Along the same lines, designate a private area for employee breaks. Do not allow them to huddle near the entrance, smoking cigarettes and sharing gossip.

4. Focus on your customers. There’s an art to acknowledging a customer’s presence in your store. If someone declines your initial offer of assistance, it’s critical to still be available when that customer decides he or she does want help. Being unable to locate anyone on staff is a frequent sore point for customers.

When you engage in conversation with a customer, avoid distractions. People know when they have your full attention and when they don’t.

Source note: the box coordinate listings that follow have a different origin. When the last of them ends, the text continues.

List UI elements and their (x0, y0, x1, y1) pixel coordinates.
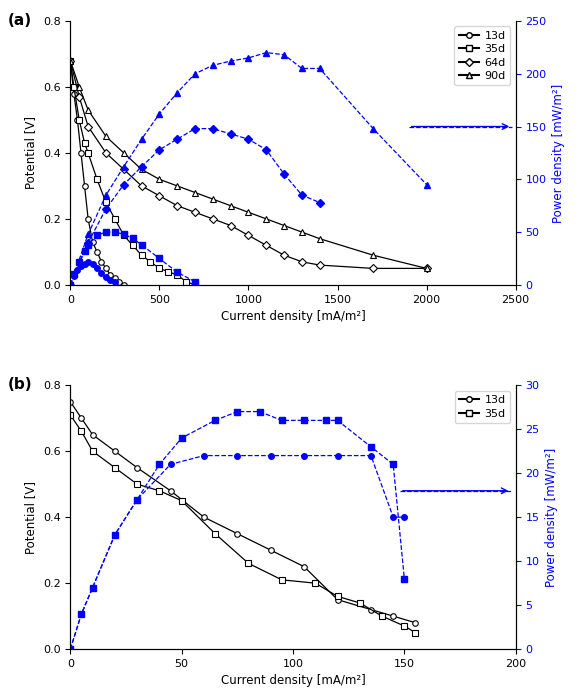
Legend: 13d, 35d, 64d, 90d: 13d, 35d, 64d, 90d (454, 27, 510, 85)
Text: (a): (a) (8, 13, 32, 28)
Y-axis label: Power density [mW/m²]: Power density [mW/m²] (545, 447, 558, 587)
Y-axis label: Power density [mW/m²]: Power density [mW/m²] (552, 83, 565, 223)
X-axis label: Current density [mA/m²]: Current density [mA/m²] (220, 674, 366, 688)
X-axis label: Current density [mA/m²]: Current density [mA/m²] (220, 310, 366, 323)
Legend: 13d, 35d: 13d, 35d (455, 391, 510, 423)
Text: (b): (b) (8, 378, 33, 392)
Y-axis label: Potential [V]: Potential [V] (24, 117, 38, 189)
Y-axis label: Potential [V]: Potential [V] (24, 481, 38, 554)
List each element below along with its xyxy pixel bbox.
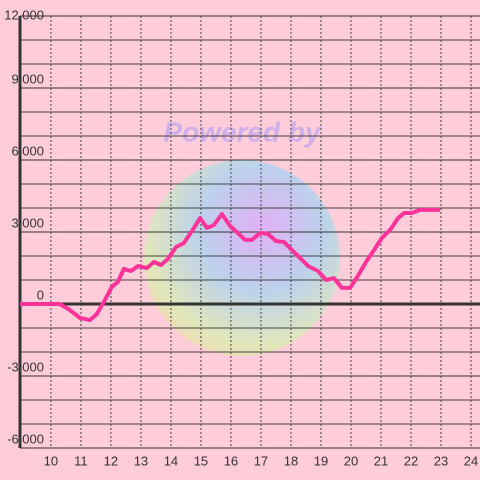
x-tick-label: 14 xyxy=(164,453,178,468)
x-tick-label: 10 xyxy=(44,453,58,468)
x-tick-label: 21 xyxy=(374,453,388,468)
x-tick-label: 11 xyxy=(74,453,88,468)
y-tick-label: 3,000 xyxy=(11,215,44,230)
data-line xyxy=(20,207,441,323)
x-tick-label: 15 xyxy=(194,453,208,468)
x-tick-label: 23 xyxy=(434,453,448,468)
y-tick-label: 9,000 xyxy=(11,71,44,86)
y-tick-label: 6,000 xyxy=(11,143,44,158)
x-tick-label: 19 xyxy=(314,453,328,468)
y-tick-label: -3,000 xyxy=(7,359,44,374)
x-tick-label: 17 xyxy=(254,453,268,468)
y-tick-label: 0 xyxy=(37,287,44,302)
x-tick-label: 12 xyxy=(104,453,118,468)
watermark-logo xyxy=(144,160,340,356)
y-tick-label: -6,000 xyxy=(7,431,44,446)
x-tick-label: 20 xyxy=(344,453,358,468)
watermark-text: Powered by xyxy=(163,116,322,147)
x-tick-label: 13 xyxy=(134,453,148,468)
x-tick-label: 22 xyxy=(404,453,418,468)
x-tick-label: 24 xyxy=(464,453,478,468)
plot xyxy=(20,207,441,323)
x-tick-label: 16 xyxy=(224,453,238,468)
y-tick-label: 12,000 xyxy=(4,7,44,22)
x-tick-label: 18 xyxy=(284,453,298,468)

5. Anticipate people’s needs. It can be immensely helpful to meet customers’ needs before they themselves know what those needs are. If they’re torn between two similar items, guide them toward the best choice — and not just the most expensive one. This may mean less profit in the short-term, but the trust you’ll build by offering genuine assistance will prove far more valuable in the long run.

6. Say “thank you.” At the end of a transaction — or even a pleasant conversation — thank customers for their purchase or their visit. This demonstrates that you value their business and want to see them again.

A final tip: Get to know your customers and, when they do come back, don’t hesitate to greet them by name. “Good morning, Mr. Scott! How can I help you today?” Try to remember your conversations and draw on the information during people’s subsequent visits. Paying attention to details — one customer’s dog just won best in show, another customer visits her mother on Tuesdays, etc. — helps to build rapport.